If a turn is maintained at a constant angle of bank and constant height and constant power in air that is not moving over the ground (an academic rarity if ever there was one!) the aircraft is going round and round in a state of constant energy. That energy being made up from the sum of its kinetic energy (due to speed over the ground) and potential energy (due to height above the ground).
NB I have deliberately ignored the effect of the loss of weight due to burning fuel in the turn because it is so small - unless you are grunting round turn after turn in full reheat at the local airshow, which is not what we are talking about here.
On the other hand, if the air is not still, but moving at a steady speed over the ground, the aircraft will suffer a fluctuating ground speed after the “steady ” turn is established at “constant” airspeed. This ground speed (and its related kinetic energy) will be a minimum when flying into wind and a maximum when downwind.
This energy change and the problems it produces (thanks to inertia) is what is at the heart of the so-called downwind turn stall issue. I say so-called because this effect (while always having some transient effect on airspeed, related to the transient change in ground speed) will only cause a STALL in quite EXTREME CIRCUMSTANCES. Normally there will be no more than a minor reduction of height or a slight loss of airspeed (both usually so small that I recommend you don’t even think of wasting your time airborne by trying to measure them in real air, which is anything but steady)
OK so what are these extreme circumstances?
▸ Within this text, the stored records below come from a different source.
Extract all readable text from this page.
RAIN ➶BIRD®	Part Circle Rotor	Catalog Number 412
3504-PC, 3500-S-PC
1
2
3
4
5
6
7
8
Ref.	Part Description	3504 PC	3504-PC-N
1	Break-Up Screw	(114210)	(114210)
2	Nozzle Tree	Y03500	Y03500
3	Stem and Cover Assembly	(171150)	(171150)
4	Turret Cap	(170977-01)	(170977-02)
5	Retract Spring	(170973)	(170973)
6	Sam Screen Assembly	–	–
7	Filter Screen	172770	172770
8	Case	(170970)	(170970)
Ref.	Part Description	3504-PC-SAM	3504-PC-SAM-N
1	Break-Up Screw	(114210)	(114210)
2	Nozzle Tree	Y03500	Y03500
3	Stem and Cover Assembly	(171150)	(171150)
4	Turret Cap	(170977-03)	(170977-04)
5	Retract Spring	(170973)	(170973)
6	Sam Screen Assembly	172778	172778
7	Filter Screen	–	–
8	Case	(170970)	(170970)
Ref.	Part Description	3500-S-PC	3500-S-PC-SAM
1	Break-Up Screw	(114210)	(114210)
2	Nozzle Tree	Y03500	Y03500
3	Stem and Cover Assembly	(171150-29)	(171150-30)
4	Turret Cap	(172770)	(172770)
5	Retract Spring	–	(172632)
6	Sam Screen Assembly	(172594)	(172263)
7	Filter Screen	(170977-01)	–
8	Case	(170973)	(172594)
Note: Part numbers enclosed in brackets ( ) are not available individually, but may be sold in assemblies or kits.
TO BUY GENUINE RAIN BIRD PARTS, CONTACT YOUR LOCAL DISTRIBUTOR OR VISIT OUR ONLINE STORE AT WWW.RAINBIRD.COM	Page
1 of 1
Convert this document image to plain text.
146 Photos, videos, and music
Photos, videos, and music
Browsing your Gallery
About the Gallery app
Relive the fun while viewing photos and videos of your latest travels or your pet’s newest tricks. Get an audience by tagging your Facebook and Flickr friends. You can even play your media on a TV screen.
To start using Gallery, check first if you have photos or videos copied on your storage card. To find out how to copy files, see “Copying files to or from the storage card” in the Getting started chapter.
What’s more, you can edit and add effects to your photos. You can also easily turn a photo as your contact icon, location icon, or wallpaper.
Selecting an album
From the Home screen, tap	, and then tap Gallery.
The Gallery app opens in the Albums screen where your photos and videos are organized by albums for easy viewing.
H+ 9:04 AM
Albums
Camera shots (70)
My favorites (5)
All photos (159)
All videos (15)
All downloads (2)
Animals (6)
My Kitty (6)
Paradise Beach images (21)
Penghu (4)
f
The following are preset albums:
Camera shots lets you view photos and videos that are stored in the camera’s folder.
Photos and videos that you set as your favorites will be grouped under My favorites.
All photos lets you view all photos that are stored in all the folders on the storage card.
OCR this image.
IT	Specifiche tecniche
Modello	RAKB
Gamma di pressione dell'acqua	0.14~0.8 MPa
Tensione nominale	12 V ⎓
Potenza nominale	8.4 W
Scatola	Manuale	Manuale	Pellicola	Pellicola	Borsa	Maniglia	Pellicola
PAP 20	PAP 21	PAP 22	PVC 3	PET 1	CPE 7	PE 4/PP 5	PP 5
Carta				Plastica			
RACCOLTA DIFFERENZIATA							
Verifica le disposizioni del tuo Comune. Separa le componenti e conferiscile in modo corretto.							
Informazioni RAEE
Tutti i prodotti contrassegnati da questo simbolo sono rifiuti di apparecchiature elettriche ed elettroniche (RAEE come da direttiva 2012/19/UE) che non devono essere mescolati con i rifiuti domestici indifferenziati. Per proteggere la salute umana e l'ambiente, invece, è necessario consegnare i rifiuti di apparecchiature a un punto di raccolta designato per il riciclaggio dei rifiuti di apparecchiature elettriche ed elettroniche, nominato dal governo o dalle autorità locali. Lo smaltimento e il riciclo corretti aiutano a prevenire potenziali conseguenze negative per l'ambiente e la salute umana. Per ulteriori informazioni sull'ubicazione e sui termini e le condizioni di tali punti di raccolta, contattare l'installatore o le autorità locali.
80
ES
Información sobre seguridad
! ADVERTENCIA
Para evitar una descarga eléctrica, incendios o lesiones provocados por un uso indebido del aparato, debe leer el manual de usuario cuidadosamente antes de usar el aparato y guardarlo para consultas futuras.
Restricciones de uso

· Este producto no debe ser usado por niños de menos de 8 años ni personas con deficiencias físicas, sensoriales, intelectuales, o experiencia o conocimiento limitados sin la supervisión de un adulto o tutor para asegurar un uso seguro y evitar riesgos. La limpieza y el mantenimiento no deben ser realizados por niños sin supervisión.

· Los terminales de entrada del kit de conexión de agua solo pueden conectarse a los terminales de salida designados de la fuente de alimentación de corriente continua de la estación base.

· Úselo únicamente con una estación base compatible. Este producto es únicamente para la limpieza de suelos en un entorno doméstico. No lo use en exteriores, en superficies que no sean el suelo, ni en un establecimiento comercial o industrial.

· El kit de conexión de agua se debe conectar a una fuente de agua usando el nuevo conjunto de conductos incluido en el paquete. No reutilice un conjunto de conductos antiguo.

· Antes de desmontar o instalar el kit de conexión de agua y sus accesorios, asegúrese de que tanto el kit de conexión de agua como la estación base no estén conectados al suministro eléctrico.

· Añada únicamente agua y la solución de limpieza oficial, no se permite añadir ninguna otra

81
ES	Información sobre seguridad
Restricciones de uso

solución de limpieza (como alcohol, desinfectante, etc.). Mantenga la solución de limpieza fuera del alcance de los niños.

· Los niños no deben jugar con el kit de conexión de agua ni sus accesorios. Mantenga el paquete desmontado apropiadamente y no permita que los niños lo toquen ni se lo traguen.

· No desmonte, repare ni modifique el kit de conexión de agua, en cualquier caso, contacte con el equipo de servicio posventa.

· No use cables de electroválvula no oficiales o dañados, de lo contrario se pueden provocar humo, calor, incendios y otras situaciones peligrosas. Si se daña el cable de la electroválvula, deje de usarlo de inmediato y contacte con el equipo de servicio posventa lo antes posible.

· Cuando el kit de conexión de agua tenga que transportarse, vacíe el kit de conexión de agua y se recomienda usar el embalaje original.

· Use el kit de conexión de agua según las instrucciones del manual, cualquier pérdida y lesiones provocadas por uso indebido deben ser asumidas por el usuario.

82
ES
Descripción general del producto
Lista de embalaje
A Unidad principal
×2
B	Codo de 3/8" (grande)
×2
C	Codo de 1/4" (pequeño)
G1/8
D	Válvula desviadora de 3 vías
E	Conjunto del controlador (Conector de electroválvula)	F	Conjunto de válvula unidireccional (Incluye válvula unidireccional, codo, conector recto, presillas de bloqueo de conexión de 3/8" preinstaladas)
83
An example was what applied to the Bristol Fighter at the Farnborough airshow in 1962 and it will do it every time! Perhaps some of you even saw it hit the ground then?
Imagine you are standing on the tower at Farnborough. It is a lovely day, the wind is nicely down 25 and you are watching the vintage Bristol F2B (D8096) doing its thing. Every day the same, it flies majestically downwind along runway 07 about 50 ft up, then just before the control tower it pulls up into a stall turn yawing round at say 350 ft. Nicely done it goes vertically up (how else) before the rudder goes in, round she goes, check going vertically back down, then pull out of the dive. Fly back down 25 and into the next pass. (Ah Hendon! Those were the days sort of thing).
Let’s think about that. Any stall turn takes the aircraft from its entry heading to its exit heading – a 180 degree change – in the time it takes the nose to yaw from straight up to straight down. Not long. (2-4 secs say) If the aircraft is like the Bristol Fighter above and going downwind when it pulls up it will necessarily be recovering from its dive facing into wind. Thus the airspeed that builds up in the dive, before pull out, gets a nice little addition courtesy of the surface wind when you fairly abruptly level out into that wind.
So now you can guess what happened! On the last day at Farnborough 1962 the wind turned and blew down 07. The Bristol Fighter however was flown to exactly the same visual (ground) cues and so when it tried to pull out from the nice vertical dive it not only didn’t have the benefit of a headwind, quite the reverse, it had some 12 kts up its backside. Fortunately the height margin the pilot had in hand was nearly enough to compensate and so it just clobbered the ground hard at the bottom, modified the undercarriage a fair bit, then bounced back into the air for a wobbly airborne rethink of the eventual landing strategy.
So, is there anything behind this (sudden) downwind turn and stall thing? - yes. Does it normally affect today’s aviator? - NO.